Cow (2022) de Andrea Arnold
Vous avez vu Rosetta ? Eh bien voilà, Andrea Arnold filme sa vache, Luma, et son veau, comme les frères Dardenne filmaient Rosetta. Cela donne une oeuvre filmée, non pas à l'épaule, mais à l'entrecôte, voire un film parfois filmé un peu plus bas, au niveau de la bouse, ce qui donne finalement une idée assez précise de ce que peut être la vie de merde d'une vache. Contrairement à l'excellent film d'Emmanuel Gras, Bovines, Arnold ne cherche pas vraiment le côté bucolique de la chose (sauf peut-être lorsque le veau s'en va gambadant paître pour la première fois dans les prés - mais le veau est encore bien naïf) : elle filme une vie de vache telle qu'elle est, sans fioritures, ni faux espoirs : la vache accouche (enfin, on lui arrache littéralement sa pauvre progéniture de son corps), elle a quelques heures à passer avec ce truc gélatineux, que l'on va vite habituer à téter une mamelle en plastique, avant de l'emmener ailleurs. La vache aura beau gueuler comme un veau (difficile d'éviter, même alors, tout anthropomorphisme : la pauvre beugle tristement et son regard se fait plus triste qu'un prisonnier), elle ne le reverra plus ; il lui faudra (en musique...) se refaire monter par un taureau au regard bas (même si le ciel est envahi alors de feux d'artifice, le romantisme n'est pas franchement au rendez-vous)... Et le processus recommencera - de mal en pis. Luma, disons-le maintenant pour profiter de cette finaude transition, est une vache lourde avec des mamelles de folie. On pourrait d'ailleurs aisément l'imaginer dans la série des Marseillais contre le reste du monde si la vache ne faisait preuve souvent d'un QI supérieur aux candidates sélectionnées dans ladite émission. Elle doit se trimballer ces énormes mamelles après chaque accouchement, et même s'il s'agit d'une vache à lait, la chose demeure d'une proportion impressionnante, dantesque, invivable... Et sinon, c'est quoi sa vie de vache ? Il faut parfois se faire rogner les sabots dans une machine de torture, se faire trimballer d'étable en étable, se faire pomper son lait (en écoutant les Pogues, sont cons ces fermiers anglais quand même...), tomber enceinte, accoucher, se retrouver à nouveau seule, beugler sa haine du monde...

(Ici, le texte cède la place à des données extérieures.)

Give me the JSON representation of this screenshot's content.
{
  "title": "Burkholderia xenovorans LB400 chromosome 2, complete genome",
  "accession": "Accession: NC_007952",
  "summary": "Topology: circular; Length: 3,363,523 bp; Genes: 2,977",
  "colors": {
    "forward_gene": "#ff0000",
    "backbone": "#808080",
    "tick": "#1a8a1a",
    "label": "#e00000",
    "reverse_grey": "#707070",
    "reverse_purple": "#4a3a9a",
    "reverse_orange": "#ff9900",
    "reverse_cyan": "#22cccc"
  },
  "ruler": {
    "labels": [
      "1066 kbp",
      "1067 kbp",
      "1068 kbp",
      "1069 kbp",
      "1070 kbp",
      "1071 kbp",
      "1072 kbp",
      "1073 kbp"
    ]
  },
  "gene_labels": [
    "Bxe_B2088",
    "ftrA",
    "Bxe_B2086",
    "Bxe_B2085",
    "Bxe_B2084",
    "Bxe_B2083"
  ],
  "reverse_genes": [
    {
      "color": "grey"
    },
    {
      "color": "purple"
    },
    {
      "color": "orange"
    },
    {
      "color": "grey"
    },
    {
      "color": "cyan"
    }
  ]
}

On ira peut-être pas jusqu'à dire qu'Arnold fait un film pro-vegan (oh ça suffit, non ? Quand on en vient à parler de ce que son chat mange, c'est bien qu'on a tous un grain...) ou un film féministe (la vache, cette exploitée) mais disons qu'elle filme la chose au ras des pâquerettes et que cette condition de vie nous laisse un peu penaud... Même quand la nuit, la vache regarde les avions qui passent (la vache évolue, aussi), ou les étoiles, il n'y a rien là, dans ces moments de calme, de franchement mirifique... Quant au veau qui sautille, on se dit qu'il fera bientôt moins le malin avec des champignons de Paris et de la crème, le con. Un film plus dur que l'on ne pensait (la fin est brutale, hanekesque oserait-on) qui nous montre à hauteur de vache (la caméra d'Arnold en fait d'ailleurs parfois les frais : les coups de truffe ou de jambes arrière sont légion) une vie finalement pas très ragoutante. Dans la peau d'une vache, une œuvre en immersion finement menée. Vais me faire une pizza, finalement, ce soir.